We can look at an example scraper such as az.bills to see what this looks like in practice.
These scrapers import modules from openstates-core
, which provide common functionality like validation logic, helper functions for common tasks, and writing the output to JSON.
The scrapers themselves use lxml.html
, re
, and lots of other libraries to extract the information they need from HTML files, PDFs, Excel Files, Word Documents, and much more.
bobsled
https://github.com/openstates/bobsled
In practice, once a scraper is written, we want to run it at least once, but often many times a day, getting the latest data.
While there are many tools to do this, while the project was on a shoestring budget, we landed on an approach that would turn servers on, run a single scraper, and then turn the server off. This is a cloud-hosted web application we called bobsled.
I won’t go too far into the design of this application, but it is responsible for maintaining a schedule: checking when given scrapers last ran and what the results were. If the configuration indicates that a new run is needed, bobsled
will call the openstates.cli
to run a scrape, and then once the JSON has been written, will run an import as well.
This is also used to run the aforementioned full text processing, download and process legislator photos, and other tasks that need to occur semi-regularly.
Given that scrapers can fail for any number of reasons, this application uses the GitHub API to open a GitHub issue if a scraper fails more than
Manual Processes
https://github.com/openstates/people
This is a good moment to discuss the fact that the design of the system makes room for manual processes.
Some information is far more expensive to scrape than it is to ask a person to enter themselves.

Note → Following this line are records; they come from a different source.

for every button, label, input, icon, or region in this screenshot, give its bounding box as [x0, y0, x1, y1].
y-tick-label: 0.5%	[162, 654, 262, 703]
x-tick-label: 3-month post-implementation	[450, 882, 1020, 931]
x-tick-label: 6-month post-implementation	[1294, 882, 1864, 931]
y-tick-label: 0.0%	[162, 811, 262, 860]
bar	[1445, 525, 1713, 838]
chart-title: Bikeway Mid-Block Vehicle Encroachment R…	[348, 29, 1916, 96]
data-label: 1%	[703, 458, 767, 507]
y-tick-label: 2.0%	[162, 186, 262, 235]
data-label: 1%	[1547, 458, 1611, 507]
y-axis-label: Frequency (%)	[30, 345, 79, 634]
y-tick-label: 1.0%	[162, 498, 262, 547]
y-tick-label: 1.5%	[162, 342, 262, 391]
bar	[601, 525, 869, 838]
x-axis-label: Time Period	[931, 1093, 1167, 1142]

Also sometimes official sources are incorrect, and this gives a mechanism to correct some of that as needed.
This system writes scraper data out to a Git repository instead of a traditional database. This allows us to track changes, and allow people to make manual changes as needed.
openstates.geo
Another special component worth a mention is openstates.geo
.
By far the most used feature of the website is helping people find out who represents them in their state legislature.
To do this we need to place people within the polygons representing their congressional districts. This is done by loading all of the districts into a PostGIS (PostgreSQL w/ GIS features) database.

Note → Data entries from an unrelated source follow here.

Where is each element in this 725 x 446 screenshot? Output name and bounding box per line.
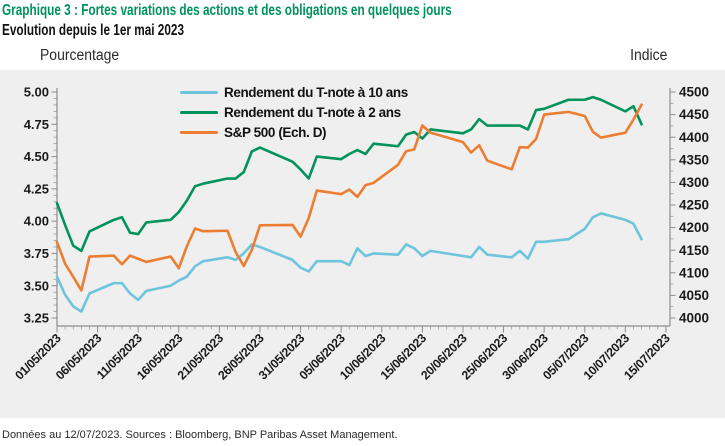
y-right-tick-label: 4200	[679, 220, 709, 235]
right-axis-caption: Indice	[629, 47, 667, 64]
y-right-tick-label: 4350	[679, 152, 709, 167]
line-t10	[55, 212, 643, 313]
legend-swatch-spx	[180, 130, 218, 135]
y-left-tick-label: 3.50	[24, 278, 49, 293]
y-right-tick-label: 4150	[679, 243, 709, 258]
y-right-tick-label: 4400	[679, 130, 709, 145]
plot-background	[0, 70, 725, 418]
y-right-tick-label: 4500	[679, 85, 709, 100]
y-right-tick-label: 4100	[679, 265, 709, 280]
y-left-tick-label: 3.75	[24, 246, 49, 261]
y-right-tick-label: 4300	[679, 175, 709, 190]
source-note: Données au 12/07/2023. Sources : Bloombe…	[0, 418, 725, 446]
legend-label-t2: Rendement du T-note à 2 ans	[224, 105, 401, 120]
y-right-tick-label: 4000	[679, 311, 709, 326]
legend-label-spx: S&P 500 (Ech. D)	[224, 125, 327, 140]
legend-label-t10: Rendement du T-note à 10 ans	[224, 85, 408, 100]
legend-row-spx: S&P 500 (Ech. D)	[180, 125, 408, 140]
y-left-tick-label: 5.00	[24, 85, 49, 100]
legend-swatch-t2	[180, 110, 218, 115]
legend-row-t10: Rendement du T-note à 10 ans	[180, 85, 408, 100]
y-left-tick-label: 4.50	[24, 149, 49, 164]
y-left-tick-label: 3.25	[24, 311, 49, 326]
legend-swatch-t10	[180, 90, 218, 95]
y-right-tick-label: 4450	[679, 107, 709, 122]
y-left-tick-label: 4.75	[24, 117, 49, 132]
y-right-tick-label: 4250	[679, 198, 709, 213]
y-right-tick-label: 4050	[679, 288, 709, 303]
y-left-tick-label: 4.25	[24, 181, 49, 196]
legend-row-t2: Rendement du T-note à 2 ans	[180, 105, 408, 120]
line-spx	[55, 103, 643, 292]
page-subtitle: Evolution depuis le 1er mai 2023	[2, 22, 185, 39]
page-title: Graphique 3 : Fortes variations des acti…	[2, 2, 452, 19]
legend: Rendement du T-note à 10 ans Rendement d…	[180, 85, 408, 140]
left-axis-caption: Pourcentage	[40, 47, 120, 64]
y-left-tick-label: 4.00	[24, 214, 49, 229]
line-t2	[55, 95, 643, 253]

This code is so mission-critical, it in fact runs as a microservice so that it can be written in the minimal amount of Python possible. That means that instead of needing to load a dozen or so irrelevant modules, it only loads the code that is absolutely necessary to perform the task of matching a latitude & longitude to the district polygons that contain it and return them in a simple JSON API call.
Publishing Data
https://github.com/openstates/api-v3 & https://github.com/openstates/openstates.org
Once the data has been ingested into a database, it is uniform and ready for public consumption.
The data is served out in three ways:
- bulk data which is generated nightly via
bobsled
jobs (writing large amounts of data to CSV & JSON files) - a JSON API that serves millions of requests per hour
- a public website that serves millions of users per year
These are all separate Python applications, but they use a shared interface to the data through openstates-core
. This ensures that a change to the data model is reflected in the scrapers, API, and website together, since letting them get out of sync would lead to confusion or invalid data.